Avuçlarımda duran tırnağa çaresizce bakarken titreyen ellerime mâni olamıyordum. Dizlerim artık acıya daha fazla dayanamadı, güç kalmayan bağlarım sarsıldı ve yere kapaklandı. Bir beden bana doğru atıldı ama avuç içimde cansız duran tırnakta olan gözlerim, dönemedi başka yöne. Sadece hissettim varlığını.

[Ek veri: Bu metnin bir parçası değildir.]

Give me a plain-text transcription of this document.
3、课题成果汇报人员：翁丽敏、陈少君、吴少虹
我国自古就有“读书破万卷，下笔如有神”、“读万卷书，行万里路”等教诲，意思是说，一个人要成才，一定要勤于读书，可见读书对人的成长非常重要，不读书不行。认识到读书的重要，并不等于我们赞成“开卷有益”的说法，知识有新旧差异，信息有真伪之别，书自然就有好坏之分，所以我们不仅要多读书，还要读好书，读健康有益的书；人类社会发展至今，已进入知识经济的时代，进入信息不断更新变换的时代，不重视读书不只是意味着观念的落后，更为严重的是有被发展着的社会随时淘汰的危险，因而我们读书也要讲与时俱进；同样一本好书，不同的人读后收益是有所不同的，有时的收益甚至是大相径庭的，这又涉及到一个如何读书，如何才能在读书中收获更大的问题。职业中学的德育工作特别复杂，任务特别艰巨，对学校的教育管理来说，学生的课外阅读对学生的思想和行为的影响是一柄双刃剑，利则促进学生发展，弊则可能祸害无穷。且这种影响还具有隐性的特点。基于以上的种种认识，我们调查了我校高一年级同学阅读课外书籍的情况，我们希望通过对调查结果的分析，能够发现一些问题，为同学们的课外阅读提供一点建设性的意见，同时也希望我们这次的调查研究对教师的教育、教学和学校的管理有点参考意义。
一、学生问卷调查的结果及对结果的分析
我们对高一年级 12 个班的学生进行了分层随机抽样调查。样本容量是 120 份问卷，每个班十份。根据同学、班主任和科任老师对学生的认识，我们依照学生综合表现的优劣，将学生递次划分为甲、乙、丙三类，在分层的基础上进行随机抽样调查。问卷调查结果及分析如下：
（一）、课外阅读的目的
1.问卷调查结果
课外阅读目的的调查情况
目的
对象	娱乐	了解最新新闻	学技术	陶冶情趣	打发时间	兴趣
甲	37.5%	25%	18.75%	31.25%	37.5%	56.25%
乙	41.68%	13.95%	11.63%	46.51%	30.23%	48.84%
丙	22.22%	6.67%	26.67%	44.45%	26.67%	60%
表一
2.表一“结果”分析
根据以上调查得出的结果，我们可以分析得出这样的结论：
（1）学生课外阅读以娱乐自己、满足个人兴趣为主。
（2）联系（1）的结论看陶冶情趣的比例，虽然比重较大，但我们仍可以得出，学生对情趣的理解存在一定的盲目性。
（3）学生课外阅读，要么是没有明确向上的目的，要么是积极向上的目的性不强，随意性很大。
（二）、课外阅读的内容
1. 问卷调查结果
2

Uzandı ve tuttu iki yandan ellerimi. Esmer kemikli parmakları sararken ellerimi, sıcaklığı parmaklarımdan tüm vücuduma usulca akın etti. Avuç içime damlayan iki damla yaş ile anladım ağladığımı. Dolu dolu olan gözlerim, yaşlar yüzünden görüşümü bulanıklaştırırken bakışlarımı zorlukla çektim avuçlarımdan. Ellerimi tutan adamın gözlerini buldu gözlerim.
Bora'nın siyah gözleri, gözlerimi delip geçecek kadar içli bakarken anlık o gözlerde tutuklu kaldım. Ben ilk kez onun gözlerinin gerisindeki hissiyata tanıklık ettim. Öyle ki, içimdeki yıkımı alıp inşa edecek kadar isteği vardı ve bu gözlerinden okunuyordu. Açılan yaralarıma merhem olmak ister gibi bakıyor, gözlerinde ki sevgi ile o yaralarımı sarmak, sarılmak istiyordu. Her şey silindi, soyutlandık alandan. Sadece o ve ben kaldım, birde içimde çağlayan acının vaveylaları. Gözlerimiz birbirinden ayrılmazken aralandı dudakları. Eşlik etti dudaklarım ve onunla birlikte aralandı.
Lakin konuşmadık daha doğrusu konuşamadık. Buna mâni olan, bileğimi saran koca bir el olurken kendime de gelmemi sağlamıştı.
"Efsun." Çevirdim başımı ve dolu dolu gözleri ile bana bakan mavi gözlü adamıma baktım. "Özgür," dedim titrek sesimle. Bileğimi tutan elimi kendisine çekti ve bana sıkıca sarıldı. O an ellerime kalkan olan eller koptu, soğuk bir rüzgarın ortasında kalan çıplak bir beden gibi ortada kaldı ellerim. Özgür'ün bedenime sarılan kollarının arasından yandan Bora'ya baktığımda çakıştı gözlerimiz. Anlık gözlerim, boşta kalan ve havada duran ellerine kaydı. Bütünleşti parmakları avuç içlerinde ve yumruk hâlini aldı. Yutkunamadım bile.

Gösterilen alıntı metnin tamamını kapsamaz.